Depuis septembre 2014, la guerre civile qui divise le Yémen oppose les rebelles houthistes, issus de la minorité zaydite (une branche du chiisme), soutenus par l’Iran qui mène, dans le sud de la péninsule arabique, une guerre par procuration, aux forces loyalistes yéménites appuyées par une coalition arabe guidée par l’Arabie Saoudite et les Emirats Arabes Unis (EAU). Ce conflit aurait causé la mort d’au moins 10 000 personnes et entrainé le déplacement de 2 millions de yéménites. La situation au Yémen est également décrit par les Nations-Unies comme « la pire crise humanitaire de la planète ». En effet, pas moins de 7 millions de personnes seraient menacées par la famine et une épidémie de choléra. A l’origine, un conflit tribal et confessionnel qui, au fil des années, a pris une dimension régionale et internationale.

 

La prise du port d’Hodeïda, un nouveau tournant dans le conflit yéménite

Le 13 juin dernier, les troupes yéménites, soutenues au sol par les forces spéciales émiraties et par l’aviation saoudienne, se sont emparées du port d’Hodeïda, sous contrôle de rebelles houthistes depuis 2014. Le port d’Hodeïda est le centre névralgique de cette guerre puisqu’il concentre 70% des importations humanitaires au Yémen, dont 90% sont des ressources en nourriture et en médicaments. Il est également soupçonné, par la coalition anti-rebelle, d’être le lieu de transit par lequel l’Iran livrerait des armes aux Houthis. L’interruption des lignes d’approvisionnement modifie ainsi fortement la balance des forces entre la coalition et ses alliés locaux d’une part, et les rebelles houthistes d’autre part. La coalition entend, avec la reprise du port, assécher la dernière ligne d’approvisionnement majeure des houthistes. Envoyé spécial de l’ONU, Martin Giffith tente de négocier le passage d’Hodeida, zone stratégique majeure, sous la responsabilité des Nations-Unies. Une initiative prometteuse du point de vue humanitaire mais qui se révèle peu effective car il n’est pas indiqué qui assurerait la sécurité des infrastructures. De plus, la coalition a annoncé qu’elle refuserait tout compromis boiteux. Abd Rabbo Mansour Hadi, président yéménite a exprimé, le 27 juin, sa volonté de voir la totalité de la ville et de ses 600.000 habitants de repasser sous la souveraineté du gouvernement légal.

 

Des enjeux régionaux et internationaux sous-jacents

En cas de victoire de la coalition, ces facteurs pourraient conduire les Houthistes à négocier enfin sérieusement et à se désolidariser du régime irano-shiite. Dans une telle perspective, les rapports de force entre les multiples groupes qui combattent les Houthistes seraient aussi modifiés. Une victoire à Hodeida, la relégation des Houthistes à l’intérieur des terres et l’ouverture des négociations favoriseraient les forces politiques et militaires soutenues par Abou-Dhabi et mettrait un terme au lancement de missiles de fabrication iranienne sur l’Arabie Saoudite. Il ne faut pas oublier que le Yémen est le théâtre d’opération d’une guerre par procuration entre deux puissances externes, l’Iran d’un côté et l’Arabie Saoudite et les Emirats Arabes Unis de l’autre.

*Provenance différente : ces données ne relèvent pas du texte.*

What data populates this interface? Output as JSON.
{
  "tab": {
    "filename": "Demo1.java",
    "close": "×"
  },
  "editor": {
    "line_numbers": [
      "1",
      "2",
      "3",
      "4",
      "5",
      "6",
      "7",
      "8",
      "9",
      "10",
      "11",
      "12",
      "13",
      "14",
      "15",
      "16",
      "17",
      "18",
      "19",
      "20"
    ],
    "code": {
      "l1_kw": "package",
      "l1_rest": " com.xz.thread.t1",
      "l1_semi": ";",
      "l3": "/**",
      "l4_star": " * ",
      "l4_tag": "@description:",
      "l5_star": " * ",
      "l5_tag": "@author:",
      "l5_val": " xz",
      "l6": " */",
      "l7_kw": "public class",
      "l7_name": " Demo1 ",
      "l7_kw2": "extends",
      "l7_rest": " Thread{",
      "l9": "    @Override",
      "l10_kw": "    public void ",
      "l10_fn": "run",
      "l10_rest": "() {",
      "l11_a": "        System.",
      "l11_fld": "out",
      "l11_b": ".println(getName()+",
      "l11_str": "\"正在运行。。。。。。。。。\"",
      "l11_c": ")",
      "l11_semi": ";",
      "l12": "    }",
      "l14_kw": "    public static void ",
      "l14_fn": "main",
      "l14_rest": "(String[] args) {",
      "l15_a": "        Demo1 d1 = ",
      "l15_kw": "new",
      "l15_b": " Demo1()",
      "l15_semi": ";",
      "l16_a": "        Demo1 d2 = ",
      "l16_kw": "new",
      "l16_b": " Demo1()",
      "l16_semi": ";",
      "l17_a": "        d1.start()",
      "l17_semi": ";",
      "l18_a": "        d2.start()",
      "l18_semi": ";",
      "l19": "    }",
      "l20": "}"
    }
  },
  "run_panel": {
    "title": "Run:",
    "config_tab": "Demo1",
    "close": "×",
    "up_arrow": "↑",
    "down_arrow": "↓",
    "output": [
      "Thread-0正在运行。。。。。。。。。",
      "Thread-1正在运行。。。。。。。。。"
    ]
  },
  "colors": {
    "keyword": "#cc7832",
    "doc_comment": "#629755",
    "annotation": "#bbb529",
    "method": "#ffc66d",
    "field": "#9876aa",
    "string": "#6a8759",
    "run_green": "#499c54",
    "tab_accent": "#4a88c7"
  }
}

Mais les enjeux relevant de ce conflit ne se limite pas aux oppositions politico-religieuses. L’éventuel contrôle des rives de la mer Rouge et du Golfe d’Aden par les rebelles houthistes entraverait la liberté de navigation sur la route de Suez, grande voie de passage entre l’Europe et l’Asie et entrainerait alors des difficultés pour le commerce maritime international. Par sa position stratégique, le conflit yéménite prend ainsi une dimension internationale attirant le regard des grandes puissances occidentales.

 

Quel rôle pour la France dans le conflit au Yémen ?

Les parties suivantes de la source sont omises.